Русское общество в Париже
Шрифт:
Вообще я знаю, да, конечно, и все знающие польский язык знают много написанных на нем замечательных вещей; но ставить высоко достоинства этого языка никто понимающий истинные достоинства языка не может. Мало того, что в этом языке нет слов, отвечающих нашему здравствуй и прощай, латинскому salve и vale, а есть только badz zdr'ow, или dzie'n dobry, и do vidzienja (будь здоров, или добрый день, и до свиданья), на нем нет средств обратиться к простолюдину без выходящего повсеместно из употребления аристократического ты. По-польски можно сказать или пан или ты. Сами чувствуя неудобство говорить некоторым людям ни ты, ни пан, они изобрели нечто среднее: это слово waszeci (нечто вроде нашего «ваше степенство»); но смешно и с этим waszeci обратиться к своему повару или лакею, и для них не остается ничего кроме ты. Отсюда вытекает весьма ощутительное неудобство говорить в Польше с человеком, не зная его сана: лакей и горничная конфузятся, если вы отнесетесь к ним с словом pan или pani, а идущий за плугом застенковый шляхтич оскорбится и ничего вам не ответит, если вы отнесетесь к нему с ты. Последствием всего этого в языке бездна самой смешной напыщенности, оригинальнейший образчик которой мне довелось слышать в Кракове. Будучи первый раз в жизни в этой второй польской столице, я пошел однажды побродить по житному базару. Здесь, от нечего делать, я стал приценяться к продажной живности и к другим продуктам. В одном углу, прислонясь спиною к стене Sukienicy [69] стоял бравый кракус и держал за ноги зарезанного поросенка.
69
Суконного ряда (Польск.)
— Да я-то бы хотел за него одного рейнского, — ответил мне поляк.

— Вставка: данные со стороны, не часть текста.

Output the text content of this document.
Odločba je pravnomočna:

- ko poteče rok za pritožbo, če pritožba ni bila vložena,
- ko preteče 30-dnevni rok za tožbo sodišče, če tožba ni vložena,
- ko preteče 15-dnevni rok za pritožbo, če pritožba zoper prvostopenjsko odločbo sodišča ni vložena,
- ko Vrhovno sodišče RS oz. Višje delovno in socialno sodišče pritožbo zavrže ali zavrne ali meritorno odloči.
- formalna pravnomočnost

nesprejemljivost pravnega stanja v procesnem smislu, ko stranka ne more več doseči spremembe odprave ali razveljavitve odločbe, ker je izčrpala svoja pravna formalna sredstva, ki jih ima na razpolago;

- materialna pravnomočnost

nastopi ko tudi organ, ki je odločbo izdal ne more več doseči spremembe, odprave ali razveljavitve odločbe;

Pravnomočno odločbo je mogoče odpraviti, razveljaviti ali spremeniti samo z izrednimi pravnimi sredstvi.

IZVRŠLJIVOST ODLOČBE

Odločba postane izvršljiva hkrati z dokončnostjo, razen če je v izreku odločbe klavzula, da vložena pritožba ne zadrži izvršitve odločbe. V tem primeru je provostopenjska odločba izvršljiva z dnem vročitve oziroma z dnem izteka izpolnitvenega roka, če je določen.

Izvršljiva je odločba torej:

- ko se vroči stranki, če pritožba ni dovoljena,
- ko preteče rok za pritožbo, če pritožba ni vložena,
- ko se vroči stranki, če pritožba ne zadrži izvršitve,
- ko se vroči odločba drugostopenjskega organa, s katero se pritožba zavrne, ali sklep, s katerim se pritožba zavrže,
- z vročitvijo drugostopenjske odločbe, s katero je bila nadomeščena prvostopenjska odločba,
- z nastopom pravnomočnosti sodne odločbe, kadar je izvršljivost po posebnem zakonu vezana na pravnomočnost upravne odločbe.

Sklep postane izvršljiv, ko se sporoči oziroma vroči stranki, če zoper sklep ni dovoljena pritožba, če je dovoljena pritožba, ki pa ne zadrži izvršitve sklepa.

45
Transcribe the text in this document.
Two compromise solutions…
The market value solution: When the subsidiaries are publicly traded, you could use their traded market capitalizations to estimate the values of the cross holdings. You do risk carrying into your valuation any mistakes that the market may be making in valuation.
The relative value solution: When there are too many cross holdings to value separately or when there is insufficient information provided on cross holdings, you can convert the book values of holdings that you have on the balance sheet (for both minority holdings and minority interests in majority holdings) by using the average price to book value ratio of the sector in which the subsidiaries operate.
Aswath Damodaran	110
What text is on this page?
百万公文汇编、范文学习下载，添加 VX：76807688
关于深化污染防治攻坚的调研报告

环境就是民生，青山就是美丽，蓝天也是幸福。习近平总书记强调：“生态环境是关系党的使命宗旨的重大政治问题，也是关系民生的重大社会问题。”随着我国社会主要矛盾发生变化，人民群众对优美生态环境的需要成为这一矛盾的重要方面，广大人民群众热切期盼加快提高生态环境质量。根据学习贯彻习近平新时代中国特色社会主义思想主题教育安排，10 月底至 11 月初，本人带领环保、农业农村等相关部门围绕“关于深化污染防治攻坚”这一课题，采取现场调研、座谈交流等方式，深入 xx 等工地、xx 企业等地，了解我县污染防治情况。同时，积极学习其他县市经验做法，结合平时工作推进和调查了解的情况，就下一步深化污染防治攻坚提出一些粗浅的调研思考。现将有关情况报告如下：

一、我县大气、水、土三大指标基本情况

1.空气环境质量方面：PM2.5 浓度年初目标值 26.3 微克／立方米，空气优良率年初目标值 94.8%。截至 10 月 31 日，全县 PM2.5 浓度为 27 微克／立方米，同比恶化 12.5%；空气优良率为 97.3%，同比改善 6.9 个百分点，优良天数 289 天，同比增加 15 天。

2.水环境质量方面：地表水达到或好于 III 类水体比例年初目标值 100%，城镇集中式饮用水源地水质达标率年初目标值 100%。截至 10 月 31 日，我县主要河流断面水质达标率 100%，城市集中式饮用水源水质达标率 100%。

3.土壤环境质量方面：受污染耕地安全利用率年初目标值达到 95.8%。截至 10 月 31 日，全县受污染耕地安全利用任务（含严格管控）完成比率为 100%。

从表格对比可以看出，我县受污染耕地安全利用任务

Я сказал, что это, мне кажется, дорого; что за такого поросенка, по-моему, довольно бы спросить три или четыре злотых.
— Э! ба! — возразил мне с значительною миною поляк. — Как не четыре злота? Да я сейчас только его коллегу за рейнского продал.
Это у поросенка-то, изволите видеть, есть свой kollega, точно у какого-нибудь доктора философии или медицины!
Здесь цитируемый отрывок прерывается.